As far as protection goes, I don't think bloggers (or persons involved with bloggers) can expect it. As personal bloggers we're all more or less blogging in a manner dictated by our personal moral and ethical codes. The topics that get spewed out there into the vast blog conversation are dictated by our own preferences and whims. We can keep ourselves safe in our own blogs, free of personal detractions, but that doesn't mean our friend who also blogs will have any compunction about outing us. According to his moral and ethical blog code, making mention of something that might embarrass us is perfectly acceptable for sharing. This struggle ultimately boils down to the fact that perception, to a great degree, is reality and varies so greatly from person to person. What's acceptable blog-fodder for one blogger may not be for another. So, perception coloring this decision so vastly, regulation is impossible. To bring it into the real, this exact issue (personal versus private, and who has the right to share how much) cracked the final support column of the relationship of two of my close friends whom we'll call Ellen and Max.

Ellen is an incredibly private person. If you tell this girl a secret, it's more secure with her than it would be written in invisible ink in mirror script Kufi, then locked up in a Swiss bank's safe and guarded by a team of man-eating rock trolls. She's equally witholding with her own secrets so it's very, very hard to really know her. Max, on the other hand, is the man to whom I often refer as no-holds-barred-Max. Max will tell you anything and everything about his emotions, his thoughts, his needs, his problems, his personal life and the personal life of anybody else he knows. Dating Ellen, naturally, was a problem, because in being together they created a collective personal life. Max, used to sharing his own, was very much willing to discuss this collective personal life whilst Ellen...well...wasn't. Max argued, "Hey! It's my life. I decide which parts to omit and which to share." Ellen countered with, "It isn't just your life, Max. It's mine, too." Max protested, "It's ours, Ellen. Not yours." Ellen's final rebuttal was, "Well if it's ours then that means at least a portion of it is owned by me, and I prefer you not discuss our relationships with all of your friends." Max couldn't understand these restrictions on his expression. Ellen couldn't understand why, to him, the right to share as he pleases is sacred to him. Naturally, she dumped him.

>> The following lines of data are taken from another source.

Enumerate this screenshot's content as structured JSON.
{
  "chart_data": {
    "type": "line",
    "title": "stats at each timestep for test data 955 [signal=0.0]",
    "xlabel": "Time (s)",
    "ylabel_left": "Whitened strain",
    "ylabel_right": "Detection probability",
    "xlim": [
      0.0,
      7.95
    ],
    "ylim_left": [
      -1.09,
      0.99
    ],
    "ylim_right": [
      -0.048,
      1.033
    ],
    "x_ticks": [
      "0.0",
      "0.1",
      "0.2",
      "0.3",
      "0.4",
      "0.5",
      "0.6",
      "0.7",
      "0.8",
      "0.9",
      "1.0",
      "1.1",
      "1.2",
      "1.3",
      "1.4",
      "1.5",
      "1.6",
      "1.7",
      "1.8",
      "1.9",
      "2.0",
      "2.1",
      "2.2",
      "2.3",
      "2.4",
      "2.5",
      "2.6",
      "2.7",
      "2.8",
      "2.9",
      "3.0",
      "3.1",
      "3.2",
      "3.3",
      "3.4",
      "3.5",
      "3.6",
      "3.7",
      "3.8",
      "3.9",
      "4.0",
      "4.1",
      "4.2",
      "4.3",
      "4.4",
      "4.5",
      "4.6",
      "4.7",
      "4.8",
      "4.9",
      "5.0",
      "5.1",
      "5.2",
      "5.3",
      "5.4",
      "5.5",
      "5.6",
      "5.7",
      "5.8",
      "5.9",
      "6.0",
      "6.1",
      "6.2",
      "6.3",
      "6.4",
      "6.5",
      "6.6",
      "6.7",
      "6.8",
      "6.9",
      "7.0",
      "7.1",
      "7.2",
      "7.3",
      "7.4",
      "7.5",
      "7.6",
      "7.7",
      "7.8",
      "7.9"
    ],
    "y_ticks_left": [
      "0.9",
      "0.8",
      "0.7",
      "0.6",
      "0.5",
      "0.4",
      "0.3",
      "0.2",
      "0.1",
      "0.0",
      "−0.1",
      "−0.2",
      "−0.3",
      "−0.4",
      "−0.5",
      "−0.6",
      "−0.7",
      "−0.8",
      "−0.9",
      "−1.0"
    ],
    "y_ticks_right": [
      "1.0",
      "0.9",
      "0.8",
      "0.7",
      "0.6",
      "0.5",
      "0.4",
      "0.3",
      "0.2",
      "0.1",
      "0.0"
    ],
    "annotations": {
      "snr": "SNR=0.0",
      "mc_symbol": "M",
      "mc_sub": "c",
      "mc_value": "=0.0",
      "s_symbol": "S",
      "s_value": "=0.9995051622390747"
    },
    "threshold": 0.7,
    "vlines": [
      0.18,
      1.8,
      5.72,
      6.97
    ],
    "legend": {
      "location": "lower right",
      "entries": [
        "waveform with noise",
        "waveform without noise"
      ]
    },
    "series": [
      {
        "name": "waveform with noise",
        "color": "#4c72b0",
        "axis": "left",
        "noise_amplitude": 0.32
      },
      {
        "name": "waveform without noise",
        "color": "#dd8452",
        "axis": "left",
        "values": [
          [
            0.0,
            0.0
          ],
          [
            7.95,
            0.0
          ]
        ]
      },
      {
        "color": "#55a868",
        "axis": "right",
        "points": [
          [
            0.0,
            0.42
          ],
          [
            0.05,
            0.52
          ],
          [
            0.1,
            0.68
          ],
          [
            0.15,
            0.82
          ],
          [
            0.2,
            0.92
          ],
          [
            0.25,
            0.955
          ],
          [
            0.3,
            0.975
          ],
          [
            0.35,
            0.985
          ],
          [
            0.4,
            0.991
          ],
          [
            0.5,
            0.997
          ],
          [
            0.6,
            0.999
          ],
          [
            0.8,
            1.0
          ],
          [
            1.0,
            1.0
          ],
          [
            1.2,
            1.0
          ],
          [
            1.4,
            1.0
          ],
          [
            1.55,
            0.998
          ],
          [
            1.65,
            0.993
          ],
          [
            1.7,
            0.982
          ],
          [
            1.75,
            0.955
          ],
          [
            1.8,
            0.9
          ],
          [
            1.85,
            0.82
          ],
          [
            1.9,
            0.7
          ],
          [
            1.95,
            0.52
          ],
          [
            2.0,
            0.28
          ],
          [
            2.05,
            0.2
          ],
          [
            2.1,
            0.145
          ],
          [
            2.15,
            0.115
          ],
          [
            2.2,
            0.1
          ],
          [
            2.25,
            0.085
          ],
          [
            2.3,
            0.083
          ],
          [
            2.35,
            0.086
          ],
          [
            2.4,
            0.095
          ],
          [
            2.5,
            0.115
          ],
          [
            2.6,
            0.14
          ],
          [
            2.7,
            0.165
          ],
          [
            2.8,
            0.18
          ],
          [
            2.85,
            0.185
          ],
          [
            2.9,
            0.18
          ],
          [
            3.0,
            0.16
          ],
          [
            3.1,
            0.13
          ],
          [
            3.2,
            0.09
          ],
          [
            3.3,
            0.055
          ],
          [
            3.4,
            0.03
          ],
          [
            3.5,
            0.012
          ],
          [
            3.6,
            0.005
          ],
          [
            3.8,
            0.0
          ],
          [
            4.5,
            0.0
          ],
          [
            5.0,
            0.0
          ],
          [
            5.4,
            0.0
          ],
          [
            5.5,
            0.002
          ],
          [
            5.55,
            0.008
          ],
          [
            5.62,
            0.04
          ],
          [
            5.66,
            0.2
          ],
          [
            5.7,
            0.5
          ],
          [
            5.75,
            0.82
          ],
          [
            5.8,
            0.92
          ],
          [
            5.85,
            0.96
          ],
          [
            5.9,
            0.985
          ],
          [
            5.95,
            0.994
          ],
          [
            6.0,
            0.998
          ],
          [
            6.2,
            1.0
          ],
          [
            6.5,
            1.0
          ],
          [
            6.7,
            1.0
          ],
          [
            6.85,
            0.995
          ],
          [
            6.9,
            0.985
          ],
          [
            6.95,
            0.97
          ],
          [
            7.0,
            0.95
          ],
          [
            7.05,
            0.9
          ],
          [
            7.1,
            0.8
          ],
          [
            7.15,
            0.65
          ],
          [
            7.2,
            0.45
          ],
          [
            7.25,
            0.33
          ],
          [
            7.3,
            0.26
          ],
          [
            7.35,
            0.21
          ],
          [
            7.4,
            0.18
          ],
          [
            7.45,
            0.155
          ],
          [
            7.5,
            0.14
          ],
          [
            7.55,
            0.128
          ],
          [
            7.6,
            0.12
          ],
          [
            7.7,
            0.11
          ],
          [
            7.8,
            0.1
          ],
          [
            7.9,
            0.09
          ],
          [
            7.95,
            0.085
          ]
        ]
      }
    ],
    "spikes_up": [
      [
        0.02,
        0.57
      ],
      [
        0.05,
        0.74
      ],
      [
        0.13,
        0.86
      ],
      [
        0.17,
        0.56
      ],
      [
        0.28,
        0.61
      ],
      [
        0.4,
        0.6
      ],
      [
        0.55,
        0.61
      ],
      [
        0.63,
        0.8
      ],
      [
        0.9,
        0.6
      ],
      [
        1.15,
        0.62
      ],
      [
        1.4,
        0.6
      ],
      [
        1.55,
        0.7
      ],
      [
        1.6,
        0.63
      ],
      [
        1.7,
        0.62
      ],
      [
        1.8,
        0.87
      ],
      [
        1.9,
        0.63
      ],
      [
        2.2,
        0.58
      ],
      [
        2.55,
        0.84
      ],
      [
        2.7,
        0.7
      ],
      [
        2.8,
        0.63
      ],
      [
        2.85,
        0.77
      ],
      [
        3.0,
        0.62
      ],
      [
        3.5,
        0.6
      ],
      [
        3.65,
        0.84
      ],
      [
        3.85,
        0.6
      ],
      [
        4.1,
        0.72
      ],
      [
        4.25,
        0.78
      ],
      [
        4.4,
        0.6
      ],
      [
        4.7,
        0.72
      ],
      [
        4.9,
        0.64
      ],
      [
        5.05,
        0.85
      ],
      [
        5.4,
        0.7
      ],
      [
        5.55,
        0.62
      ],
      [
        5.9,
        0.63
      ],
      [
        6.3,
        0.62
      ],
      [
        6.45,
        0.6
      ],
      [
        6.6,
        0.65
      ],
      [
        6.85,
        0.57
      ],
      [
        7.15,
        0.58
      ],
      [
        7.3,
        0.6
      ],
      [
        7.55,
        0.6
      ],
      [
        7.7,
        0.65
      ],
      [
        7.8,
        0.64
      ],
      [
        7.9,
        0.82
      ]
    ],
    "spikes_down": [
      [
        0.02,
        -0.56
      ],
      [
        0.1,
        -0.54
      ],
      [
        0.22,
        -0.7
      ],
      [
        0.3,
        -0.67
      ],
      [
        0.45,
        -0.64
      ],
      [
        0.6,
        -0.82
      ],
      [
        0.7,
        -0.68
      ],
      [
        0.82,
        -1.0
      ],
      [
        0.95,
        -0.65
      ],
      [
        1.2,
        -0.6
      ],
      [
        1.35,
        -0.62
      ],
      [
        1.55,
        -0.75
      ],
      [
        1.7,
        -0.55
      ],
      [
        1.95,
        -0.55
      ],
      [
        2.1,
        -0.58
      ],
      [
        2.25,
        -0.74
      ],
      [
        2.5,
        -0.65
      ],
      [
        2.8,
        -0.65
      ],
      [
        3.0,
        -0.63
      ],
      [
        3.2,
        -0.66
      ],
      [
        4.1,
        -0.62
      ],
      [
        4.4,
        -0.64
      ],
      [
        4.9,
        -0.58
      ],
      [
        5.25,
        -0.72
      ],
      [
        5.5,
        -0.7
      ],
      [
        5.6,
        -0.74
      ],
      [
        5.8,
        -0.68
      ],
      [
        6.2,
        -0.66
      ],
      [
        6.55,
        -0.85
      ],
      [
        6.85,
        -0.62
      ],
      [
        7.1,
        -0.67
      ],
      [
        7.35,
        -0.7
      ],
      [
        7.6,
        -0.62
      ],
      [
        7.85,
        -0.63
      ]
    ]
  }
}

Max never shared or discussed anything he did in a mean-spirited manner--his definitions of what was acceptable to share and who had ownership just differed vastly from those of Ellen. This little example is exactly the same as what happened with the Bloggers of the NYT Rosen article. Debbie, for example, believes it to be her Internet-given right to identify her bad dates while they'd prefer some anonymity. If a person truly believes he or she has every right to share what he sees fit, regardless of the desires of others, then isn't regulation impossible? Unfortunately, I kind of suspect it is, and I'm not sure whether this is a good or a bad thing, or whether it isn't that easily definable at all.